What then? "After the prosecutor's expert reports their findings the court will have a hearing and both sides can introduce witnesses, expert testimony, and other evidence to support their position.  Ultimately, the court will decide whether the accused is competent to stand trial.  If the Court determines the accused is competent to stand trial there will be a trial.  If there is a trial the defense may pursue mental defect as a partial or total defense to the charges."

Isn't that simply a way out? "If the court determines that the defendant is incompetent to stand trial a number of things can happen.  Depending on the jurisdiction, a judge can take steps to assist the accused in gaining competency through medication, treatment, or other means.  Typically, an accused will remain incarcerated in a secure mental health facility during this period.  In most jurisdictions, an accused can be incarcerated, usually at a mental health facility until they become competent.  Sometimes an accused will remain incarcerated until they die if they never achieve competency.  In other jurisdictions, a person can be released if they are deemed incompetent to stand trial.  If an accused is deemed incompetent to stand trial there is a regular period of review by a doctor to determine if the competency issue has changed.  Each jurisdiction has specific rules relative to competency and the procedures that are followed if someone is deemed incompetent.  In some jurisdictions the rules can provide a judge discretion to choose release or continued incarceration."
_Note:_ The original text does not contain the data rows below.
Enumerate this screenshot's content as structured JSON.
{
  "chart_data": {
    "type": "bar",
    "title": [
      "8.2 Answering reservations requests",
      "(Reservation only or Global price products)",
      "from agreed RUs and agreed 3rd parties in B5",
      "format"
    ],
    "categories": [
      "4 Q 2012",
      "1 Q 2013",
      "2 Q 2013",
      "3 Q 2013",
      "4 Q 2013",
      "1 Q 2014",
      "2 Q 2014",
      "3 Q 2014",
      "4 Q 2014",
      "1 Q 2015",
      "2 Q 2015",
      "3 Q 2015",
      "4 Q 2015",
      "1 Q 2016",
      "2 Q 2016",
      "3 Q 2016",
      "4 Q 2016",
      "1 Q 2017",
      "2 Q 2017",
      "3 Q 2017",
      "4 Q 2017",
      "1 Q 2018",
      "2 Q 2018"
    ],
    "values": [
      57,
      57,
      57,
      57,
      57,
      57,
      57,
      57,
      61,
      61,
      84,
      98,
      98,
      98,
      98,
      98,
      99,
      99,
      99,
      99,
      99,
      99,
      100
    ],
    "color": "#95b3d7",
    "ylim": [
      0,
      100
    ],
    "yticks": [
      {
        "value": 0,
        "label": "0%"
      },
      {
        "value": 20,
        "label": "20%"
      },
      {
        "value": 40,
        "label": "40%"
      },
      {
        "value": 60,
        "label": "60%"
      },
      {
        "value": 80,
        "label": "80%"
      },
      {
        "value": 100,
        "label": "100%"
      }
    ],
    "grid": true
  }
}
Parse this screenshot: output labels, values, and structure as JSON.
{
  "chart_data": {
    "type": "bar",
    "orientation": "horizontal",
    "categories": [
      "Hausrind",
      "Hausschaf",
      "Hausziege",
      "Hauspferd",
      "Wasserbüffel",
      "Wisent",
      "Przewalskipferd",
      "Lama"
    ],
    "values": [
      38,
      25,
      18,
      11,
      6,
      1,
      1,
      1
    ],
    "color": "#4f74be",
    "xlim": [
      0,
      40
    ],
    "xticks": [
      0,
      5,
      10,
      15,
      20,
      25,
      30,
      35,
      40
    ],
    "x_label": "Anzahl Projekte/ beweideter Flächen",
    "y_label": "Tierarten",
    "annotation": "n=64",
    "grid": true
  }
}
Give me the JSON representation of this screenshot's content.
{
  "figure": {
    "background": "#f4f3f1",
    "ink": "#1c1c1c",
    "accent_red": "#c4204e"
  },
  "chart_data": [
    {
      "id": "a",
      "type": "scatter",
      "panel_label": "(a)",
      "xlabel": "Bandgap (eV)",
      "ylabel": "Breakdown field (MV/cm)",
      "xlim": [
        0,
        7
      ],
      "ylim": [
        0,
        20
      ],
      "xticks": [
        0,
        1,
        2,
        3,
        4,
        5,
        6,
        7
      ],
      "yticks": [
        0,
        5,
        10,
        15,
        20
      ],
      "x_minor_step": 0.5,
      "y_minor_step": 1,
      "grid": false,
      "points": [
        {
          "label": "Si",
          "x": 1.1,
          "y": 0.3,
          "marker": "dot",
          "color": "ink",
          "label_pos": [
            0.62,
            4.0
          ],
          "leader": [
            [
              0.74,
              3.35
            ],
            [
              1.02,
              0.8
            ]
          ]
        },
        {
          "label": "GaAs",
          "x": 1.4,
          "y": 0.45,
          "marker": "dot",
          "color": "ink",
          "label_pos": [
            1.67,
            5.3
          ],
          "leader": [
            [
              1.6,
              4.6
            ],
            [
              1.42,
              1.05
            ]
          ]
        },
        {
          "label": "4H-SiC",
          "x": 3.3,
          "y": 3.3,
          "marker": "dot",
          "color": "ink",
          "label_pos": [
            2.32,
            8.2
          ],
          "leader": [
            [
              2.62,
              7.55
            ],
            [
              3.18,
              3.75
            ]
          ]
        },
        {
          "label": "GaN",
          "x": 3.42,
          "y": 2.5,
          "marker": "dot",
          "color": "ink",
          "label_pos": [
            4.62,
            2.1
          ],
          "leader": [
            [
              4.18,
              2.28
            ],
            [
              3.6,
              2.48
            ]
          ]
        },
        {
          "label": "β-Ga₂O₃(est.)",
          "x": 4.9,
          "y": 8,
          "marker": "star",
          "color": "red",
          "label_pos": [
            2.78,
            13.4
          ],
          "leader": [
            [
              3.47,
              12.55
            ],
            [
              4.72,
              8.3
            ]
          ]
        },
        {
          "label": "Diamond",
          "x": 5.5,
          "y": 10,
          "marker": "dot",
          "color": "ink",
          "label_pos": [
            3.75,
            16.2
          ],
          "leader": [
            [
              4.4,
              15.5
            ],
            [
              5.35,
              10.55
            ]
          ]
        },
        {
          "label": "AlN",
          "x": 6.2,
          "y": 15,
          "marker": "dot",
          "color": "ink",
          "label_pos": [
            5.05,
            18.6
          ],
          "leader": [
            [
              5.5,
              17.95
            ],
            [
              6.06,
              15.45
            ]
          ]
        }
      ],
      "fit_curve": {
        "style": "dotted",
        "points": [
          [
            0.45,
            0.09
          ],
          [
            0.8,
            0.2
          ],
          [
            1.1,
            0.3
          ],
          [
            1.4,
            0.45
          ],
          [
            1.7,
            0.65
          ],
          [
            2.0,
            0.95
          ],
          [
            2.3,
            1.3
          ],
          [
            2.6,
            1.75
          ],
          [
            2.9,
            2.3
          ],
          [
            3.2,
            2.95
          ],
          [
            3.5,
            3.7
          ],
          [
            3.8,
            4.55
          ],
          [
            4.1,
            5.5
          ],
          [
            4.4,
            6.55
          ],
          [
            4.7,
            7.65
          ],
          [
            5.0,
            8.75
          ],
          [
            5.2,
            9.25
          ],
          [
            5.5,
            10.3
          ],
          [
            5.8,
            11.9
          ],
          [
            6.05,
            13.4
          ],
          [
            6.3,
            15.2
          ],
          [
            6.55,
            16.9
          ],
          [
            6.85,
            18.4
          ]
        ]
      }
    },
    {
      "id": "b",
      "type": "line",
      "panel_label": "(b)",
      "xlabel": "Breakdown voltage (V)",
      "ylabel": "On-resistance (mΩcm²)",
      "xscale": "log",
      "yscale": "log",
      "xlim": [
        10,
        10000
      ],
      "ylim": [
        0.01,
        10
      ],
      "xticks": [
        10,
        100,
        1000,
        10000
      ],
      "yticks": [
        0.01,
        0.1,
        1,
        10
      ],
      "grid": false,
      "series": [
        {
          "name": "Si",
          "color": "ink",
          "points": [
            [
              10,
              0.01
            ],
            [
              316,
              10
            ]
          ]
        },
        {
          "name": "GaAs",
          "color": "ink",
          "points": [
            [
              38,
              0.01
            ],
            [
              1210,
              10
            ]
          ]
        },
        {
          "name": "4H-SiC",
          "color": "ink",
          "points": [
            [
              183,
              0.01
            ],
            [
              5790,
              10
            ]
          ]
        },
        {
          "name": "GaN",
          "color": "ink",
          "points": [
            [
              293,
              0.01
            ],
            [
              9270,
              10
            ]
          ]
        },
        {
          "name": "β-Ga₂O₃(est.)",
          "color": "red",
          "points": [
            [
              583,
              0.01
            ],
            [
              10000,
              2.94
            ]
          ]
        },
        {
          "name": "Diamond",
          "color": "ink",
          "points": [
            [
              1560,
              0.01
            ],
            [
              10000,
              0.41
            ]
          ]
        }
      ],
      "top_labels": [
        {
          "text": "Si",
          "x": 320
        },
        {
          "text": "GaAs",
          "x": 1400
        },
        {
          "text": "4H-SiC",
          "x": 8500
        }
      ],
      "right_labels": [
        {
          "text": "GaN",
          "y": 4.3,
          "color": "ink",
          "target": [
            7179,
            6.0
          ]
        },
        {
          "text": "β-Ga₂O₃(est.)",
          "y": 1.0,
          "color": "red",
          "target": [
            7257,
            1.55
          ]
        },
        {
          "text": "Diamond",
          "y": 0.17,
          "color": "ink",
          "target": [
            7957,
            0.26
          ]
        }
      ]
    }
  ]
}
About 10 years ago, co-counsel on Bulger, J.W. Carney Jr. and I tried a murder case where the defendant had at one point been deemed not competent to stand trial. (He was acquitted of murder and convicted of manslaughter.) He remained incarcerated for many years.  He was diagnosed with cancer and shortly after his diagnosis a doctor determined that he was competent to stand trial.  A few years ago, in Massachusetts, a judge concluded that a man accused of first degree murder was incompetent to stand trial and there were no programs or likelihood of competence and in consequence released the accused and dismissed the charges."

Slenderman was originally created as a fictional character, unusually tall, thin, featureless, the slender man was created in 2009 and went viral with unrelated authors using the fictional characters in various artistic expression predominately horror assigning fantasies of abduction primarily of children or other child directed crimes.

The girls have maintained they believed the character was real.  

Hank Brennan, previously a District Attorney in Suffolk and Essex Counties, he received accommodations for his trial advocacy from the Suffolk Law School and American Bar Association Brennan joined the Bulger Defense team in 2011 and conducted the majority of the cross examinations during the trial.